Als der Ordnungshüter dann nach ca. einer halben Stunde wiederkam, habe Baum überprüft welche Apps zuletzt aufgerufen waren. So bemerkte er, dass kürzlich die Nachrichten (SMS) und die Telefon-Funktion benutzt wurden. Er selbst habe zuvor jedoch andere Apps benutzt, woraus er folgert, dass die Polizisten die Programme benutzt haben müssen. Danach gefragt, habe ein Beamter erwidert: „Das kann schonmal vorkommen, dass man beim Rumtippen da drauf kommt.“ Zur Info: Ob ein Telefon als gestohlen gemeldet wurde, lässt sich anhand der spezifischen Gerätenummer überprüfen, dafür ist es aber nicht nötig, irgendwelche Apps zu starten. Bei Apple iPhones ist die Seriennummer auf der Rückseite aufgedruckt, bei Android Geräten meist unter dem Akku zu finden.

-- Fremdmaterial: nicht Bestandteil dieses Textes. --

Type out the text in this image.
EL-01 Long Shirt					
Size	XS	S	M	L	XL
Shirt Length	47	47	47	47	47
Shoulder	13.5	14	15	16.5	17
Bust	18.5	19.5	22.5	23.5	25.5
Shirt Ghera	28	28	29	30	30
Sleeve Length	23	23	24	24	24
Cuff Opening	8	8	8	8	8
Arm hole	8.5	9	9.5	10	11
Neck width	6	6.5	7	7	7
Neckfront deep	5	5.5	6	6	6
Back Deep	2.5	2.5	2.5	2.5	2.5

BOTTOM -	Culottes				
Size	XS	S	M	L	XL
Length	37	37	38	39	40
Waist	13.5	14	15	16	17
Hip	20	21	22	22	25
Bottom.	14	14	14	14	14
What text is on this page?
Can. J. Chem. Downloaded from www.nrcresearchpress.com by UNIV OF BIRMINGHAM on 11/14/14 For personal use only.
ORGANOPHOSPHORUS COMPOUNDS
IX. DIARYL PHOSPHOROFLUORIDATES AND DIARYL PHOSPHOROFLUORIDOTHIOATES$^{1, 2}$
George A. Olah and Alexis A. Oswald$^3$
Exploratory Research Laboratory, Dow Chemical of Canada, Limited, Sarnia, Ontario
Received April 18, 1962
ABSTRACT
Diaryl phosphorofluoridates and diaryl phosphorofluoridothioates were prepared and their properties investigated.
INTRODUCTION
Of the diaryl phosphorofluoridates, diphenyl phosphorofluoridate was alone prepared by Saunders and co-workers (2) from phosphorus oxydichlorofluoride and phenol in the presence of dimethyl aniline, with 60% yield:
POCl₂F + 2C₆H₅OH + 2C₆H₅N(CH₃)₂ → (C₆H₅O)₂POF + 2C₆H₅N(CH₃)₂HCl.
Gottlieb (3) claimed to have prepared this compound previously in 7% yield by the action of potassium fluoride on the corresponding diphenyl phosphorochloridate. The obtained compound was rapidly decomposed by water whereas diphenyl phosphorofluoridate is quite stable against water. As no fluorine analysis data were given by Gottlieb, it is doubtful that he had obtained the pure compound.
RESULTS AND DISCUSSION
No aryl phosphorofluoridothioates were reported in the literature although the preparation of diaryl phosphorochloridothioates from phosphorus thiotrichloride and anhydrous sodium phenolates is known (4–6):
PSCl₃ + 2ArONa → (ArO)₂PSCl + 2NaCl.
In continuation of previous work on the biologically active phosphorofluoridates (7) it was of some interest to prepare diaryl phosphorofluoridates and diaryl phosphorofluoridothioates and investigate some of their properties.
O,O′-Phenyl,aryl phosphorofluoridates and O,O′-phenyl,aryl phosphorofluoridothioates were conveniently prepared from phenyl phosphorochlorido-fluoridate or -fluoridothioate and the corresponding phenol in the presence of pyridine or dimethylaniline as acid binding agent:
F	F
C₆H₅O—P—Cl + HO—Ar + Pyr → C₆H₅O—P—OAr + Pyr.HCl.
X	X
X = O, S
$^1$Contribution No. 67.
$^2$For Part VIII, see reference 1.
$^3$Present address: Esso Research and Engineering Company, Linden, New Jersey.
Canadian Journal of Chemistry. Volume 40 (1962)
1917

Zuhause angekommen, habe Baum sein Handy noch einmal eingehender überprüft. Dabei habe er festgestellt, dass im SMS-Programm bis Oktober 2012 zurückgeblättert worden sei, also Nachrichten eingehender geprüft worden waren. Auch in der Anrufliste sei geblättert worden. Die Berliner Polizei wollte sich zu den Vorwürfen zunächst nicht äußern.

Was ist Betroffenen also zu raten? Kein Polizeibeamter hat das Recht, bei einer allgemeinen Kontrolle – ohne konkreten Tatverdacht – die Inhalte eines Smartphones zu durchsuchen, Nachrichten zu lesen oder Fotos durchzusehen. Bleiben Sie also bei der Überprüfung dabei oder diktieren Sie dem Beamten die Gerätenummer in sein kleines „Notizbüchlein“. Bei der Vielzahl der auf einem Smartphone gespeicherten privaten Informationen lässt sich das gut begründen, schließlich würde man ja auch sein Tagebuch o.ä. nicht aus der Hand geben.

Wie ist der Vorfall nun rechtlich zu bewerten? Ob sich der Beamte tatsächlich strafbar gemacht hat, lässt sich so pauschal nicht beantworten, infrage kommt aber u. U. eine Strafbarkeit nach den §§ 202a – 203 StGB.